The miners are pretty clever, they decide to try again, dig a new mine but this time they drill a drainage pipe (A heatsink is installed) through the rock to the sea (ambient air). It is a pretty narrow hole because they don't have any wide drills which will reach that far. (its a pretty crappy heatsink)
The underground spring starts flooding the new mine, leaving the old one to stagnate but the drainage pipe holds the water level to a usable level, but they need better, the vein of gold they are mining goes deeper.
They come up with the idea of drilling a much bigger but shorter hole (installing a waterblock) and draining the water (heat energy) from the mine (CPU) to the lake (Liquid coolant), which is closer than the sea. They also drill a tunnel from the lake to the sea (a radiator), but environmentalists living on the beach protest and force them to accept a limit on the size of the drainage pipe. However, despite the problems this seems to work well, the water level is kept low because the wide drainage pipe takes the water away as fast as it enters the mine. And so they dig. All is well.
A travelling salesman comes by, selling waterpumps. (TECs) "A great invention" he says, "with this pump you can pump the water out of your mineshaft to a depth of 76m, more gold for everyone" and proceeds to demonstrate by pumping the old, rock filled mine dry in a matter of minutes. "it runs on waterpower, really cheap to run"
"Great" everyone says, "lets do it, but rather than pumping the mine directly we'll pump out the lake, then the water level will be lower and we'll be able to drain the deeper mine into the lower lake level."
And so they did, they diverted a mountain river to power the water wheel driven pump, calculating that the extra water entering the lake would be offset by the increase in drainage capacity given by the pump...
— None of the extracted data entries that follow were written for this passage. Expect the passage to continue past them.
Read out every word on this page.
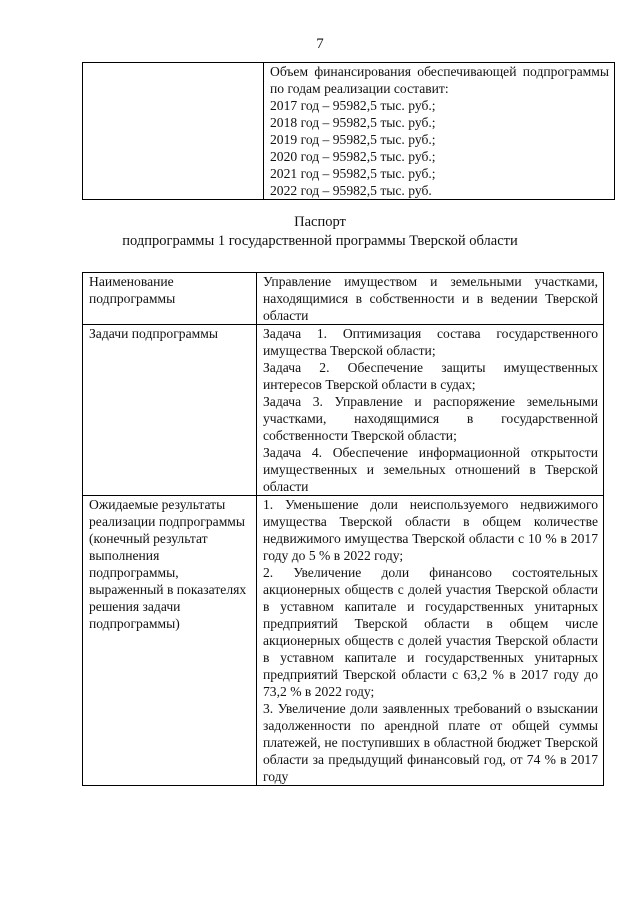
7

Объем финансирования обеспечивающей подпрограммы по годам реализации составит:

2017 год – 95982,5 тыс. руб.;
2018 год – 95982,5 тыс. руб.;
2019 год – 95982,5 тыс. руб.;
2020 год – 95982,5 тыс. руб.;
2021 год – 95982,5 тыс. руб.;
2022 год – 95982,5 тыс. руб.
Паспорт
подпрограммы 1 государственной программы Тверской области
Наименование подпрограммы	Управление имуществом и земельными участками, находящимися в собственности и в ведении Тверской области

Задачи подпрограммы	Задача 1. Оптимизация состава государственного имущества Тверской области;

Задача 2. Обеспечение защиты имущественных интересов Тверской области в судах;

Задача 3. Управление и распоряжение земельными участками, находящимися в государственной собственности Тверской области;

Задача 4. Обеспечение информационной открытости имущественных и земельных отношений в Тверской области

Ожидаемые результаты реализации подпрограммы (конечный результат выполнения подпрограммы, выраженный в показателях решения задачи подпрограммы)	1. Уменьшение доли неиспользуемого недвижимого имущества Тверской области в общем количестве недвижимого имущества Тверской области с 10 % в 2017 году до 5 % в 2022 году;

2. Увеличение доли финансово состоятельных акционерных обществ с долей участия Тверской области в уставном капитале и государственных унитарных предприятий Тверской области в общем числе акционерных обществ с долей участия Тверской области в уставном капитале и государственных унитарных предприятий Тверской области с 63,2 % в 2017 году до 73,2 % в 2022 году;

3. Увеличение доли заявленных требований о взыскании задолженности по арендной плате от общей суммы платежей, не поступивших в областной бюджет Тверской области за предыдущий финансовый год, от 74 % в 2017 году
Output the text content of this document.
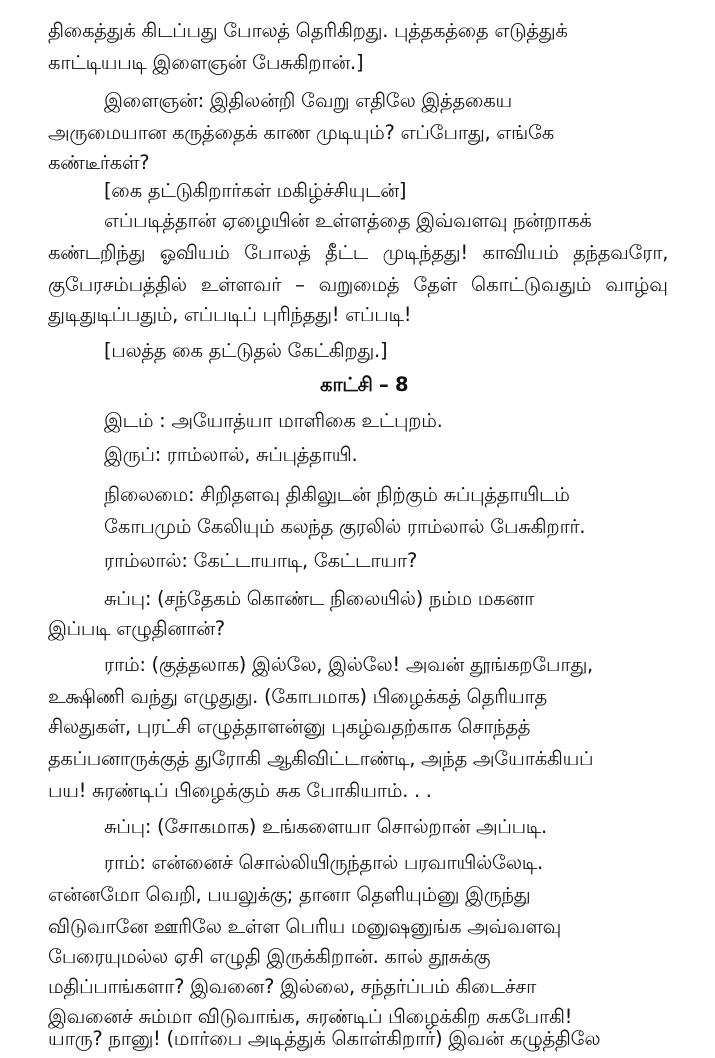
திகைத்துக் கிடப்பது போலத் தெரிகிறது. புத்தகத்தை எடுத்துக்
காட்டியபடி இளைஞன் பேசுகிறான்.]
இளைஞன்: இதிலன்றி வேறு எதிலே இத்தகைய
அருமையான கருத்தைக் காண முடியும்? எப்போது, எங்கே
கண்டீர்கள்?
[கை தட்டுகிறார்கள் மகிழ்ச்சியுடன்]
எப்படித்தான் ஏழையின் உள்ளத்தை இவ்வளவு நன்றாகக்
கண்டறிந்து ஓவியம் போலத் தீட்ட முடிந்தது! காவியம் தந்தவரோ,
குபேரசம்பத்தில் உள்ளவர் – வறுமைத் தேள் கொட்டுவதும் வாழ்வு
துடிதுடிப்பதும், எப்படிப் புரிந்தது! எப்படி!
[பலத்த கை தட்டுதல் கேட்கிறது.]
காட்சி – 8
இடம் : அயோத்யா மாளிகை உட்புறம்.
இருப்: ராம்லால், சுப்புத்தாயி.
நிலைமை: சிறிதளவு திகிலுடன் நிற்கும் சுப்புத்தாயிடம்
கோபமும் கேலியும் கலந்த குரலில் ராம்லால் பேசுகிறார்.
ராம்லால்: கேட்டாயாடி, கேட்டாயா?
சுப்பு: (சந்தேகம் கொண்ட நிலையில்) நம்ம மகனா
இப்படி எழுதினான்?
ராம்: (குத்தலாக) இல்லே, இல்லே! அவன் தூங்கறபோது,
உக்ஷிணி வந்து எழுதுது. (கோபமாக) பிழைக்கத் தெரியாத
சிலதுகள், புரட்சி எழுத்தாளன்னு புகழ்வதற்காக சொந்தத்
தகப்பனாருக்குத் துரோகி ஆகிவிட்டாண்டி, அந்த அயோக்கியப்
பய! சுரண்டிப் பிழைக்கும் சுக போகியாம். . .
சுப்பு: (சோகமாக) உங்களையா சொல்றான் அப்படி.
ராம்: என்னைச் சொல்லியிருந்தால் பரவாயில்லேடி.
என்னமோ வெறி, பயலுக்கு; தானா தெளியும்னு இருந்து
விடுவானே ஊரிலே உள்ள பெரிய மனுஷனுங்க அவ்வளவு
பேரையுமல்ல ஏசி எழுதி இருக்கிறான். கால் தூசுக்கு
மதிப்பாங்களா? இவனை? இல்லை, சந்தர்ப்பம் கிடைச்சா
இவனைச் சும்மா விடுவாங்க, சுரண்டிப் பிழைக்கிற சுகபோகி!
யாரு? நானு! (மார்பை அடித்துக் கொள்கிறார்) இவன் கழுத்திலே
But the environmentalists would not let them enlarge their lake drainage. The extra water added by the pump backed up and the backpressure caused by the too narrow outlet pipe made the slow moving waterwheel stall, the lake filled up, the the mine drainage failed and the mine filled up to a higher level than when they had the narrow pipe to the sea.
"Oh" said the salesman, "it shouldn't do that. Try this smaller, more efficient pump"
"Try adding more water wheels" said a passing engineer "OK" said the miners and they did.
The pump pumped furiously, the water wheels churned and the lake level reduced a small amount but not lower than where they had started.
A passing mass murderer killed the environmentalists on the beach, they drilled a bigger drainage tunnel (bigger radiator), added extra pumps, (TECs) added more water wheels (TECs got full power), and the mine was able to be dug deeper than ever before, even below the sea level.
Unfortunately the miners went broke.